Here is yet another I use.
For cutter grip, collet and cutter, both clean and bone dry, you can use rubbing alcohol, brake clean, any cleaner that does not have a lubricant in it, there is also a specific torque, to loose, cutter can spin, to tight and the risk of collet damage increases.

Ken
 
I have a G0704 and all I use is R8 collets I have 1/4,3/8,1/2,5/8, and 3/4". The mill while does avery thing I ask, You realy can't push it hard enough to need endmill holders.

Good luck with the new mill. I am shure you will enjoy it as much as I have mine. I would get 4 collets for now and save your pennies for the power feed. Don't know how I ever got by with out it. That is unless CNC is in your future.
 
A second thought ... If you are trying to get set up for as least cost as possible... You really only need a few collets. You can order just about any size end mill under 3/8" with a 3/8" shank, Under 1/2 with 1/2" shank and under 3/4" with a 3/4 shank. I have sets of collets, but the 4 that get used %99 of the time are 1/4,3/8, 1/2 and 3/4.

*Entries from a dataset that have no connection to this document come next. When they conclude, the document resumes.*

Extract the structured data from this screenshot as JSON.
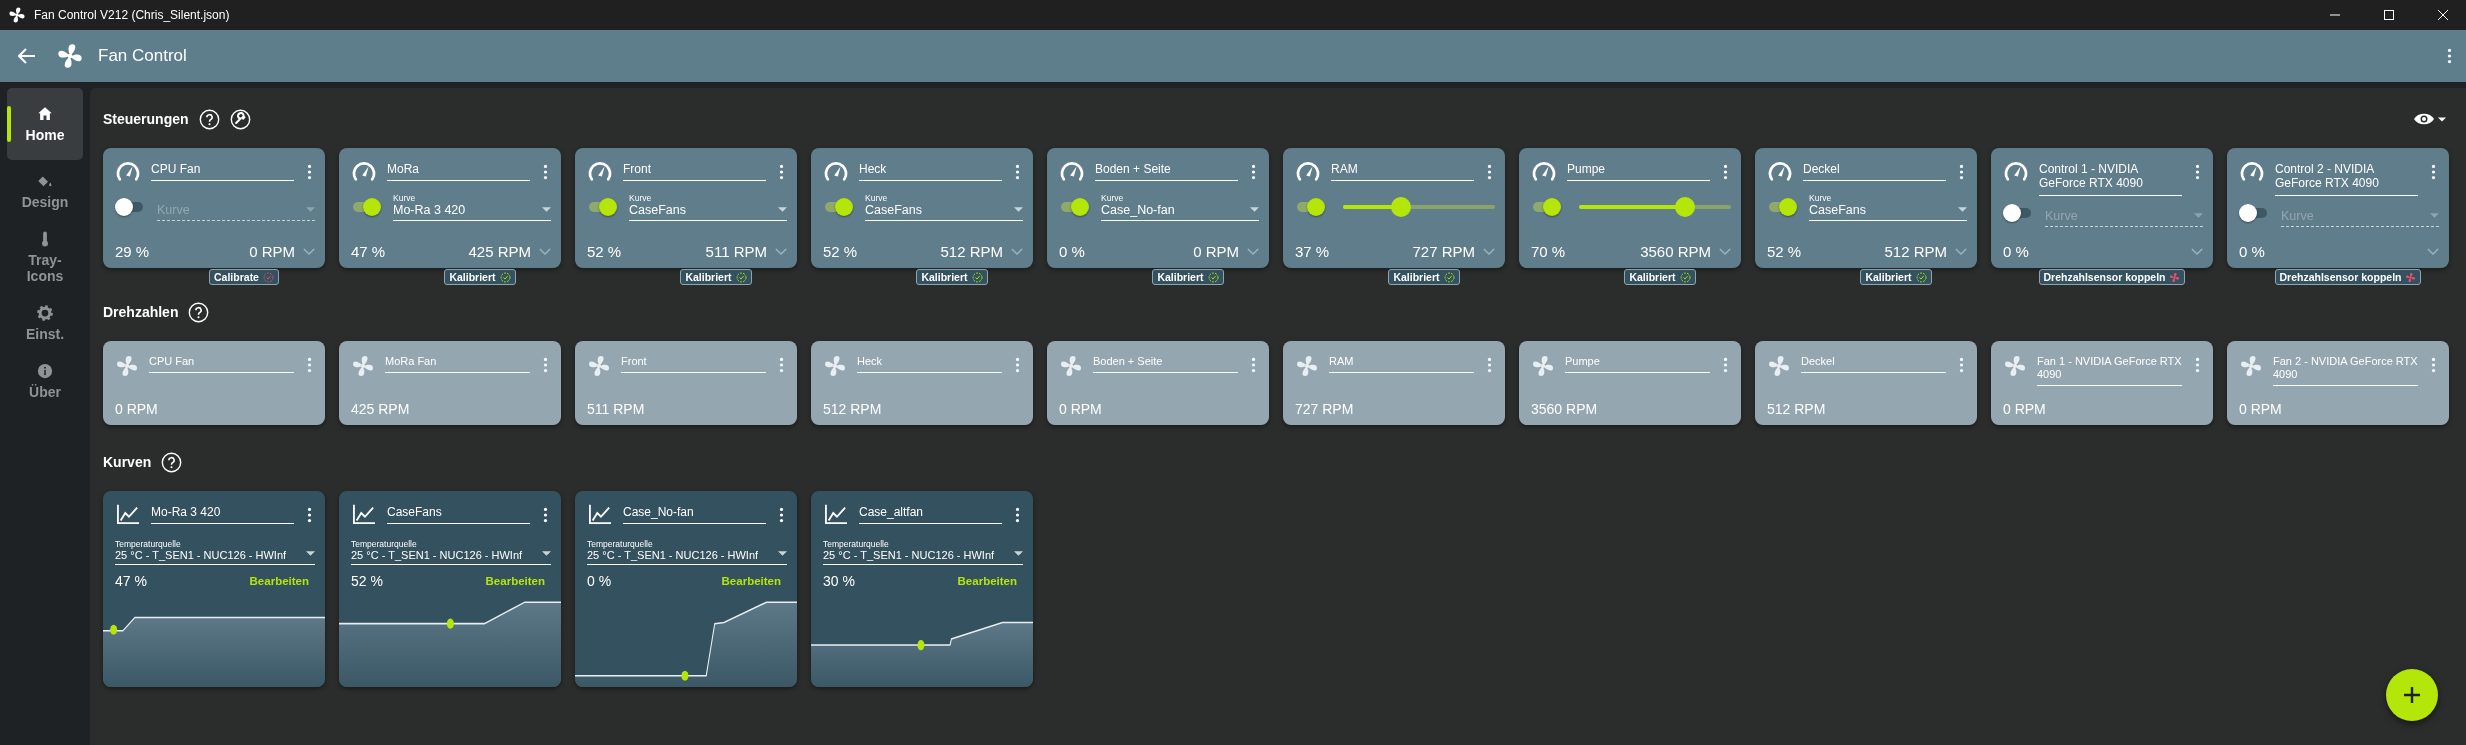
{
  "window": {
    "title": "Fan Control V212 (Chris_Silent.json)"
  },
  "app_bar": {
    "title": "Fan Control"
  },
  "sidebar": {
    "items": [
      {
        "label": "Home",
        "selected": true
      },
      {
        "label": "Design",
        "selected": false
      },
      {
        "label": "Tray-Icons",
        "selected": false
      },
      {
        "label": "Einst.",
        "selected": false
      },
      {
        "label": "Über",
        "selected": false
      }
    ]
  },
  "controls": {
    "title": "Steuerungen",
    "items": [
      {
        "kind": "curve",
        "name": "CPU Fan",
        "on": false,
        "curve_placeholder": "Kurve",
        "percent": "29 %",
        "rpm": "0 RPM",
        "badge": {
          "kind": "calibrate",
          "label": "Calibrate"
        }
      },
      {
        "kind": "curve",
        "name": "MoRa",
        "on": true,
        "curve_label": "Kurve",
        "curve": "Mo-Ra 3 420",
        "percent": "47 %",
        "rpm": "425 RPM",
        "badge": {
          "kind": "calibrated",
          "label": "Kalibriert"
        }
      },
      {
        "kind": "curve",
        "name": "Front",
        "on": true,
        "curve_label": "Kurve",
        "curve": "CaseFans",
        "percent": "52 %",
        "rpm": "511 RPM",
        "badge": {
          "kind": "calibrated",
          "label": "Kalibriert"
        }
      },
      {
        "kind": "curve",
        "name": "Heck",
        "on": true,
        "curve_label": "Kurve",
        "curve": "CaseFans",
        "percent": "52 %",
        "rpm": "512 RPM",
        "badge": {
          "kind": "calibrated",
          "label": "Kalibriert"
        }
      },
      {
        "kind": "curve",
        "name": "Boden + Seite",
        "on": true,
        "curve_label": "Kurve",
        "curve": "Case_No-fan",
        "percent": "0 %",
        "rpm": "0 RPM",
        "badge": {
          "kind": "calibrated",
          "label": "Kalibriert"
        }
      },
      {
        "kind": "slider",
        "name": "RAM",
        "on": true,
        "level": 0.38,
        "percent": "37 %",
        "rpm": "727 RPM",
        "badge": {
          "kind": "calibrated",
          "label": "Kalibriert"
        }
      },
      {
        "kind": "slider",
        "name": "Pumpe",
        "on": true,
        "level": 0.7,
        "percent": "70 %",
        "rpm": "3560 RPM",
        "badge": {
          "kind": "calibrated",
          "label": "Kalibriert"
        }
      },
      {
        "kind": "curve",
        "name": "Deckel",
        "on": true,
        "curve_label": "Kurve",
        "curve": "CaseFans",
        "percent": "52 %",
        "rpm": "512 RPM",
        "badge": {
          "kind": "calibrated",
          "label": "Kalibriert"
        }
      },
      {
        "kind": "curve",
        "name": "Control 1 - NVIDIA GeForce RTX 4090",
        "on": false,
        "curve_placeholder": "Kurve",
        "percent": "0 %",
        "badge": {
          "kind": "pair",
          "label": "Drehzahlsensor koppeln"
        }
      },
      {
        "kind": "curve",
        "name": "Control 2 - NVIDIA GeForce RTX 4090",
        "on": false,
        "curve_placeholder": "Kurve",
        "percent": "0 %",
        "badge": {
          "kind": "pair",
          "label": "Drehzahlsensor koppeln"
        }
      }
    ]
  },
  "speeds": {
    "title": "Drehzahlen",
    "items": [
      {
        "name": "CPU Fan",
        "rpm": "0 RPM"
      },
      {
        "name": "MoRa Fan",
        "rpm": "425 RPM"
      },
      {
        "name": "Front",
        "rpm": "511 RPM"
      },
      {
        "name": "Heck",
        "rpm": "512 RPM"
      },
      {
        "name": "Boden + Seite",
        "rpm": "0 RPM"
      },
      {
        "name": "RAM",
        "rpm": "727 RPM"
      },
      {
        "name": "Pumpe",
        "rpm": "3560 RPM"
      },
      {
        "name": "Deckel",
        "rpm": "512 RPM"
      },
      {
        "name": "Fan 1 - NVIDIA GeForce RTX 4090",
        "rpm": "0 RPM"
      },
      {
        "name": "Fan 2 - NVIDIA GeForce RTX 4090",
        "rpm": "0 RPM"
      }
    ]
  },
  "curves": {
    "title": "Kurven",
    "items": [
      {
        "name": "Mo-Ra 3 420",
        "source_label": "Temperaturquelle",
        "source": "25 °C - T_SEN1 - NUC126 - HWInf",
        "percent": "47 %",
        "action": "Bearbeiten"
      },
      {
        "name": "CaseFans",
        "source_label": "Temperaturquelle",
        "source": "25 °C - T_SEN1 - NUC126 - HWInf",
        "percent": "52 %",
        "action": "Bearbeiten"
      },
      {
        "name": "Case_No-fan",
        "source_label": "Temperaturquelle",
        "source": "25 °C - T_SEN1 - NUC126 - HWInf",
        "percent": "0 %",
        "action": "Bearbeiten"
      },
      {
        "name": "Case_altfan",
        "source_label": "Temperaturquelle",
        "source": "25 °C - T_SEN1 - NUC126 - HWInf",
        "percent": "30 %",
        "action": "Bearbeiten"
      }
    ]
  }
}
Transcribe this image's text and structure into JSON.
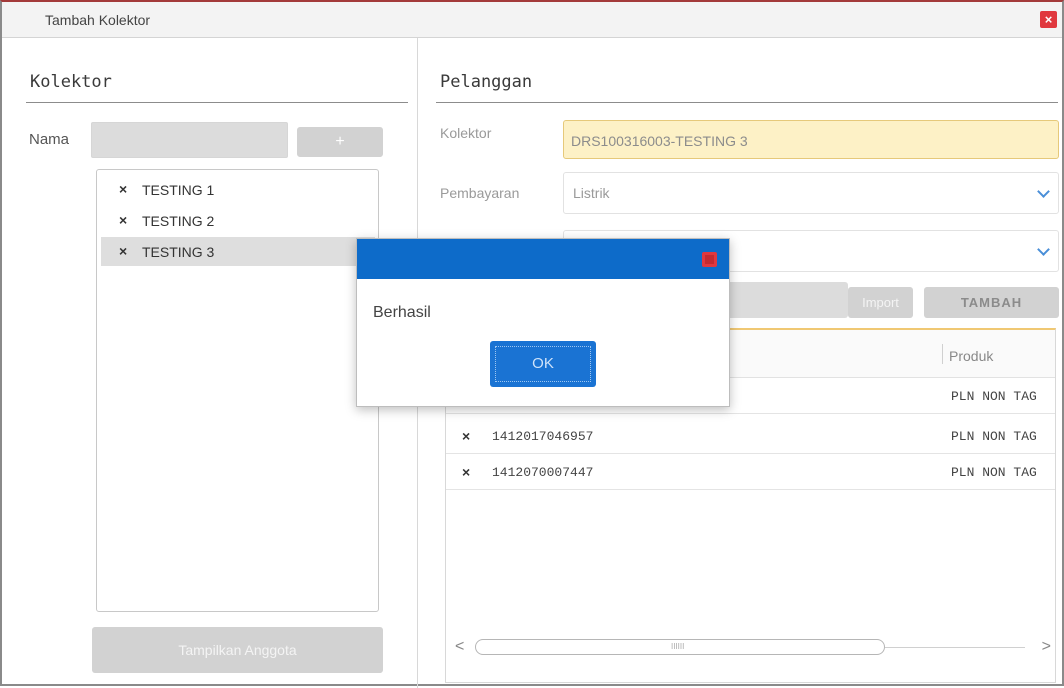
{
  "window": {
    "title": "Tambah Kolektor",
    "close_glyph": "×"
  },
  "kolektor_panel": {
    "heading": "Kolektor",
    "name_label": "Nama",
    "name_value": "",
    "add_label": "+",
    "members": [
      "TESTING 1",
      "TESTING 2",
      "TESTING 3"
    ],
    "selected_member": "TESTING 3",
    "remove_glyph": "×",
    "show_members_label": "Tampilkan Anggota"
  },
  "pelanggan_panel": {
    "heading": "Pelanggan",
    "kolektor_label": "Kolektor",
    "kolektor_value": "DRS100316003-TESTING 3",
    "pembayaran_label": "Pembayaran",
    "pembayaran_value": "Listrik",
    "second_select_value": "",
    "import_label": "Import",
    "tambah_label": "TAMBAH",
    "grid": {
      "columns": [
        "",
        "Produk"
      ],
      "rows": [
        {
          "id": "",
          "produk": "PLN NON TAG"
        },
        {
          "id": "1412017046957",
          "produk": "PLN NON TAG"
        },
        {
          "id": "1412070007447",
          "produk": "PLN NON TAG"
        }
      ],
      "scroll_left": "<",
      "scroll_right": ">",
      "scroll_grip": "IIIIII"
    }
  },
  "dialog": {
    "message": "Berhasil",
    "ok_label": "OK"
  },
  "colors": {
    "dialog_header": "#0d6bc9",
    "close_red": "#e0383e",
    "highlight_field": "#fdf1c6",
    "accent_chevron": "#4a8fd8"
  }
}
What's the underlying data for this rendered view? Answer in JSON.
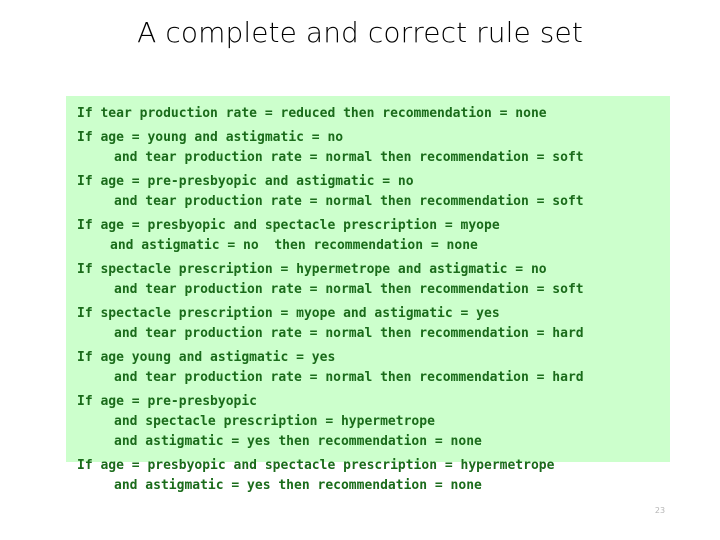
{
  "slide": {
    "title": "A complete and correct rule set",
    "page_number": "23",
    "colors": {
      "box_background": "#ccffcc",
      "rule_text": "#1a6b1a",
      "title_text": "#000000",
      "page_number_text": "#b5b5b5",
      "slide_background": "#ffffff"
    }
  },
  "rules": [
    {
      "lines": [
        {
          "text": "If tear production rate = reduced then recommendation = none",
          "indent": "none"
        }
      ]
    },
    {
      "lines": [
        {
          "text": "If age = young and astigmatic = no",
          "indent": "none"
        },
        {
          "text": "and tear production rate = normal then recommendation = soft",
          "indent": "cont"
        }
      ]
    },
    {
      "lines": [
        {
          "text": "If age = pre-presbyopic and astigmatic = no",
          "indent": "none"
        },
        {
          "text": "and tear production rate = normal then recommendation = soft",
          "indent": "cont"
        }
      ]
    },
    {
      "lines": [
        {
          "text": "If age = presbyopic and spectacle prescription = myope",
          "indent": "none"
        },
        {
          "text": "and astigmatic = no  then recommendation = none",
          "indent": "cont-tight"
        }
      ]
    },
    {
      "lines": [
        {
          "text": "If spectacle prescription = hypermetrope and astigmatic = no",
          "indent": "none"
        },
        {
          "text": "and tear production rate = normal then recommendation = soft",
          "indent": "cont"
        }
      ]
    },
    {
      "lines": [
        {
          "text": "If spectacle prescription = myope and astigmatic = yes",
          "indent": "none"
        },
        {
          "text": "and tear production rate = normal then recommendation = hard",
          "indent": "cont"
        }
      ]
    },
    {
      "lines": [
        {
          "text": "If age young and astigmatic = yes",
          "indent": "none"
        },
        {
          "text": "and tear production rate = normal then recommendation = hard",
          "indent": "cont"
        }
      ]
    },
    {
      "lines": [
        {
          "text": "If age = pre-presbyopic",
          "indent": "none"
        },
        {
          "text": "and spectacle prescription = hypermetrope",
          "indent": "cont"
        },
        {
          "text": "and astigmatic = yes then recommendation = none",
          "indent": "cont"
        }
      ]
    },
    {
      "lines": [
        {
          "text": "If age = presbyopic and spectacle prescription = hypermetrope",
          "indent": "none"
        },
        {
          "text": "and astigmatic = yes then recommendation = none",
          "indent": "cont"
        }
      ]
    }
  ]
}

Those sizes just happen to be the ones I picked up with my 4" milling vice today! Actualy my second vice, the first ( also of oriental manufacture ) felt like the lead screw was cut with an axe and sounded like there was gravel in the threads! Needless to say it went back to the supplier! I found another ( actual machine shop supplier ) here in town that had a much nicer specimen ( also chinese ) And $30.00 cheaper as a bonus! The biggest difference being ( A ) I could read the degree markings on the swivel base ( that I will leave off for now ), they didn't look like they were done with a cold chisel by a drunken monkey! ( B ) it has needle bearings on the thrust face and ( C ) the lead screw is as smooth as silk and makes no " noise " when it is opened or closed! Now the suspense is killing me! How long is this going to take for the mill to get here??? I am sure that customs knows I am waiting, so they will play this out to the fullest of their abbilities! Thanks again for the input.
 
The problem with collets are the endmill tend to drag them self out of the collet, end mill holder are more accurate...
 
My own use of them is meaningless but the conclusion in having read numerous first hand accounts of day to day every day collet users in high out put industrial machines is that if if one is having holding or precision problems that leads back to the collet (presuming on spec cutters) the likely culprit is improper tightening, collet or collet holder defects or poor quality. This leads me to believe the problem lies in how they are used and not in the design. For the manual mill I have a mostly full set of R8, in the CNC, holders mostly, (because that is what every body in the hobby machining seemed to use when I started) but do have a quality set of ER32 now and a quality collet holder.
When I say quality I am referring to not made in countries where price is first and quality third, that is not bad mouthing these countries, trust me, I've got my share of their tools just not cutters, drills or mill tool holders.

Ken
 
All the professional toolmakers where I work use only R8 collets to hold endmills (except the CNC Hurco which uses a different system). I don't think I've ever seen an end mill holder in use there. Me, my used mill came with a collet set so that's all I ever use, too, never had one slip.
 
In about 50 years of machining, I think I have only had one end mill try to walk out of an R-8 collet, and that was because I didn't tighten the draw bar enough. This includes cutting an inch deep in steel with 0.750 roughing end mills. I do use end mill holders now for larger than 0.500 because I only have collets for up to 0.500 for my #30 spindle.